The court held that the severance payments were "supplemental unemployment compensation benefits" and were a form of wage-replacement benefits as opposed to remuneration for services. The court's decision departs from IRS guidance under Revenue Ruling 90-72 and the decision of the U.S. Court of Appeals for the Federal Circuit in CSX Corp. v. U.S., 518 F.3d 1328 (Fed. Cir. 2008). Both Revenue Ruling 90-72, and the court in CSX Corporation held that such severance benefits were wages subject to FICA taxation. Employers may wish to file a protective refund request to preserve their ability to obtain a refund of FICA taxes. However, since the court's decision is not generally accepted, employers should continue to pay FICA taxes unless and until the court's decision becomes settled law.

IRS Finds that Accrual-Basis Taxpayers Cannot Take Bonuses into Account Until Paid

The IRS released a chief counsel advice memorandum that addresses the deduction of bonuses.
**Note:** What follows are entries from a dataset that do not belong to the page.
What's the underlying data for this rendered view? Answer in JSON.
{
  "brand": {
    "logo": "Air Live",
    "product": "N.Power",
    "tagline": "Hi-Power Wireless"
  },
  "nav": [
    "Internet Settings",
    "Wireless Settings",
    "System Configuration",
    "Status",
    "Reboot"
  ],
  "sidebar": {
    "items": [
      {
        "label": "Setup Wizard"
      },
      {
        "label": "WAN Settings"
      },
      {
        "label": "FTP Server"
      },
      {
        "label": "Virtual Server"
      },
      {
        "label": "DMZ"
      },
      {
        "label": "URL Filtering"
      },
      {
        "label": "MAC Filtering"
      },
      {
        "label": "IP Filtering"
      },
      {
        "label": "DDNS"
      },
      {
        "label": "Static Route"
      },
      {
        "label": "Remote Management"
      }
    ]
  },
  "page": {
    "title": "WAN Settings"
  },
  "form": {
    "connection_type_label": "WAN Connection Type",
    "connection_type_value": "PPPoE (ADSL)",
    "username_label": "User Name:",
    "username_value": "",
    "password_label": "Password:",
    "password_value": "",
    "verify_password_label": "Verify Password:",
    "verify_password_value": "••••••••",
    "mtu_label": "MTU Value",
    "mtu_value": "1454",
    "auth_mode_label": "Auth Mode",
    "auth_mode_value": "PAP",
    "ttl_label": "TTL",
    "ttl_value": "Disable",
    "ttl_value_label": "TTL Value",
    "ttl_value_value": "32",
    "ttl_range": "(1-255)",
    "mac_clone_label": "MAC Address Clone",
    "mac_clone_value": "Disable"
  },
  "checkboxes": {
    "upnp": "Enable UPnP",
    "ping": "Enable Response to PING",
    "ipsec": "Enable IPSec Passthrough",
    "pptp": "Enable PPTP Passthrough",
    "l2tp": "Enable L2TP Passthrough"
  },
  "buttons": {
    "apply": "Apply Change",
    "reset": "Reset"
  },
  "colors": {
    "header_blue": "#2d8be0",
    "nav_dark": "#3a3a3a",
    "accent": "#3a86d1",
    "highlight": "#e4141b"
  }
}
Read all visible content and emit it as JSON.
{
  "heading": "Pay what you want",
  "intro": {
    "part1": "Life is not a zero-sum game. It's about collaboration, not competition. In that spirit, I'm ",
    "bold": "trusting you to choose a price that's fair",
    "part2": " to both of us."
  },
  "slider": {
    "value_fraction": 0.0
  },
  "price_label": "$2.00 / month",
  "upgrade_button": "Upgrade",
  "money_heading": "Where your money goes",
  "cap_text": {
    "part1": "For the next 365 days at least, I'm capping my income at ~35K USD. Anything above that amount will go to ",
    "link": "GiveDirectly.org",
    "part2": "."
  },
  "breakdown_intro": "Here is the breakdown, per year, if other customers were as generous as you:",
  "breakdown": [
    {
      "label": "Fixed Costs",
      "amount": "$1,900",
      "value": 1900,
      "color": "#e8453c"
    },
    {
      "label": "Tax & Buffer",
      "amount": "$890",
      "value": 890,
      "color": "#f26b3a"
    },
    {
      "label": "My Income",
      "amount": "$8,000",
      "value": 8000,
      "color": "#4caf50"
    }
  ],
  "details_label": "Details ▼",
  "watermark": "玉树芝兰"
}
IRS Chief Counsel Memorandum 200929040. In general, an employer may deduct bonuses it awards in Year 1 and pays in Year 2 if the bonuses are paid within the first 2 1/2 months of Year 2 and the "all events" test is satisfied. The "all events" test generally provides that, for accrual-basis taxpayers, a liability is incurred in the taxable year in which: (i) all the events have occurred that establish the fact of the liability; (ii) the amount of the liability can be determined with reasonable accuracy; and (iii) economic performance has occurred with respect to the liability.

The IRS concluded that the employer did not satisfy the "all events test" for Year 1 because, if the employee was not employed in Year 2, the employer did not pay the bonus to the employee. The IRS found that the requirement of employment in Year 2 precluded economic performance from occurring until the bonus was paid in Year 2.

Employers whose bonus plans require employees to continue their service until the date the bonuses are paid should review the proper year of deduction of such bonus payments.